È, al con­tra­rio, pro­prio da que­sti con­flitti radi­cali, da que­sti pro­blemi inso­luti, che deri­ve­rebbe, secondo l’autore, l’insegnamento più impor­tante dell’antichità, dall’essere stata cioè un gran­dioso labo­ra­to­rio nel quale furono spe­ri­men­tati, senza rispar­miarsi, tutti i fon­da­men­tali della poli­tica, poste tutte le domande che restano ancora aperte. È, insomma, un approc­cio machia­vel­liano, quello che ci viene sug­ge­rito. Una let­tura sto­rica della poli­tica e una let­tura poli­tica della sto­ria. Una scienza delle pas­sioni umane nel loro reci­proco agire. Non pro­prio ciò che più aggrada alla stuc­che­vole reto­rica del «nuovo che avanza» con­ci­tato, senza pro­ve­nire da nes­suna parte.
Ma nel rap­porto di Machia­velli con l’antichità clas­sica vi è anche un altro ele­mento niente affatto secon­da­rio: quello del pia­cere, della fasci­na­zione, della curio­sità, dell’otium. È una ragione più che suf­fi­ciente per avven­tu­rarsi tra gli autori clas­sici. Del resto nem­meno il più arido degli uti­li­ta­ri­sti, tutt’altro che inclini al puri­ta­ne­simo e all’ascesi, si sarebbe mai sognato di ban­dire il pia­cere dalla dimen­sione dell’utile.

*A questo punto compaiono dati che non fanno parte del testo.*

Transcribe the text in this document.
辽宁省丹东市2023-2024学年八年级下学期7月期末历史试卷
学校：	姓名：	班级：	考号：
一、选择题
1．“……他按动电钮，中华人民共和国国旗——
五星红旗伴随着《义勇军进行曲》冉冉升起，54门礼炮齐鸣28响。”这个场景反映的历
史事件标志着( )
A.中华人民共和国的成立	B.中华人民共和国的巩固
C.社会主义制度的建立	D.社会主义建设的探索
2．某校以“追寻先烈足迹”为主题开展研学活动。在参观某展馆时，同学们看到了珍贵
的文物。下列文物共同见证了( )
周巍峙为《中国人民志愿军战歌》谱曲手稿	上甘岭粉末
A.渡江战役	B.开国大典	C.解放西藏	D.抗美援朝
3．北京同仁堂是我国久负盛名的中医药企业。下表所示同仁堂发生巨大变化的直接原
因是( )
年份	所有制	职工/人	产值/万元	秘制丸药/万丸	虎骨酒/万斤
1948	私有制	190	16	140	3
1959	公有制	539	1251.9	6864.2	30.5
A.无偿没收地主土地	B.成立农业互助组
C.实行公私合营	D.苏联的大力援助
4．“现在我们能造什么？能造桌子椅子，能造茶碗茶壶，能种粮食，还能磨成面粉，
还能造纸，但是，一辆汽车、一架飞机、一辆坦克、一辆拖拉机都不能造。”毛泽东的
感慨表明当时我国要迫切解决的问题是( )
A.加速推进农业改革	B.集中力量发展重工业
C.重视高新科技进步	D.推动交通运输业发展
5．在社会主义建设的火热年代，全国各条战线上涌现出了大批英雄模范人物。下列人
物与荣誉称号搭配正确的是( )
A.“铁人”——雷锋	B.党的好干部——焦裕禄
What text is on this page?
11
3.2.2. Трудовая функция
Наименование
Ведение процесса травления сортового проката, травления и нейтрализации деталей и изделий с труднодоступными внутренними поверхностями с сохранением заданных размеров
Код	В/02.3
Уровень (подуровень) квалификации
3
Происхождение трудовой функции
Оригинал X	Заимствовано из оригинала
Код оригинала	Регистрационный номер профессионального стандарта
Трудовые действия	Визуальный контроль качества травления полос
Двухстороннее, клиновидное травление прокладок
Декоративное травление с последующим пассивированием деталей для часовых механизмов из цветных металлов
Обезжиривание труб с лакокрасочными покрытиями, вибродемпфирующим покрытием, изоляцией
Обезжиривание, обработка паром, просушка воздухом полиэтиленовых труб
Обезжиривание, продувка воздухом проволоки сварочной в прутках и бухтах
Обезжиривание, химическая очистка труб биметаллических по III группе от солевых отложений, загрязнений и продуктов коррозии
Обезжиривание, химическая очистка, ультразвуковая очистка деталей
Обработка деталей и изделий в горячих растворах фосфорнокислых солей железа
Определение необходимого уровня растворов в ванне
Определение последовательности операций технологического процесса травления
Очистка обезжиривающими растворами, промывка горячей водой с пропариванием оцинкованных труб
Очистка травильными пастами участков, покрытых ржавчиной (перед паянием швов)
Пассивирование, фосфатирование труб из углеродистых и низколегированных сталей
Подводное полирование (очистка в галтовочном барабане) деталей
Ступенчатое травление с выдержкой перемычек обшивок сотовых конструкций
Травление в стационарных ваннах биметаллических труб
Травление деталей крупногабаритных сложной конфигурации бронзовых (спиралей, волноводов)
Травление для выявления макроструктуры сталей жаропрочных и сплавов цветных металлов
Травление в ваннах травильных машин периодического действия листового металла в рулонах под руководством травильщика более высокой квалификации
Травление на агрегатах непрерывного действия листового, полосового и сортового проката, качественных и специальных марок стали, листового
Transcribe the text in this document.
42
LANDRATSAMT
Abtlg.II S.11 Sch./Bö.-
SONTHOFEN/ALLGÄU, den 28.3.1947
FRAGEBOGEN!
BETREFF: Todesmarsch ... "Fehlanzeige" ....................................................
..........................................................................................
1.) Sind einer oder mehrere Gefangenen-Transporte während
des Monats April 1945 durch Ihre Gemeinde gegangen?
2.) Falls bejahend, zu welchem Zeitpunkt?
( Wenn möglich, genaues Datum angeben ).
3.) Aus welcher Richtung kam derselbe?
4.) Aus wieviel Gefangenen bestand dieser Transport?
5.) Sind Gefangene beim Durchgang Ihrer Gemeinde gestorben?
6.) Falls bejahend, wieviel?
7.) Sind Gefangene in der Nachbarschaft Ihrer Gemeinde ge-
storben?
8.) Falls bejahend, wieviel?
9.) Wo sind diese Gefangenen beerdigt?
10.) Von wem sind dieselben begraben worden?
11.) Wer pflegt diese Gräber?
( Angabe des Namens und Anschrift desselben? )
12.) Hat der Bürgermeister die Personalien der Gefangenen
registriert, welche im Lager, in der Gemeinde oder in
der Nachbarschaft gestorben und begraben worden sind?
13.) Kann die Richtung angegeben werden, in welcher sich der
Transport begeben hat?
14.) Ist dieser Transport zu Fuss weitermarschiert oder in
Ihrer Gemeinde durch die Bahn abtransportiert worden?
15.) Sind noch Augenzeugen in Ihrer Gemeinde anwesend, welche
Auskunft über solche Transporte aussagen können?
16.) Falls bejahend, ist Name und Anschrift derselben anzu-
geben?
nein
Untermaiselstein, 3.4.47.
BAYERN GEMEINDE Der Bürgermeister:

I «rifor­mi­sti», invece, non tro­vano dif­fi­coltà nel farlo, nel rite­nerlo una mani­fe­sta­zione del col­pe­vole desi­de­rio di «vivere al di sopra dei pro­pri mezzi». Poi­ché non è che il cal­colo costi\benefici a trac­ciare i con­fini dell’utile che essi inten­dono imporre. Le riforme dell’Università che si sono sus­se­guite negli anni hanno coe­ren­te­mente lavo­rato a demo­lire con tenace deter­mi­na­zione, il pia­cere dello stu­dio. Tanto che l’argomento del pia­cere non figura nem­meno più tra quelli messi in campo dai difen­sori degli studi uma­ni­stici. È forse il segno di una gene­rale ras­se­gna­zione all’«intervallo di rista­gno e di oblio»?
Ma tor­niamo alla poli­tica, quella che sta­bi­li­sce la scala delle prio­rità, tenendo bene a mente l’insidia che in essa si cela e che Adorno così descrive: «la divi­sione del mondo in cose prin­ci­pali e acces­so­rie, che ha sem­pre con­tri­buito a neu­tra­liz­zare, come sem­plici ecce­zioni, i feno­meni chiave dell’estrema ingiu­sti­zia sociale, va per­se­guita fino al punto in cui viene con­vinta della pro­pria fal­sità». Magari con l’aiuto degli anti­chi che, come scrive Can­fora «non hanno scelto la via con­so­la­to­ria» e con­ti­nuano così a for­nire un anti­doto con­tro l’autoassoluzione dello stato di cose presente.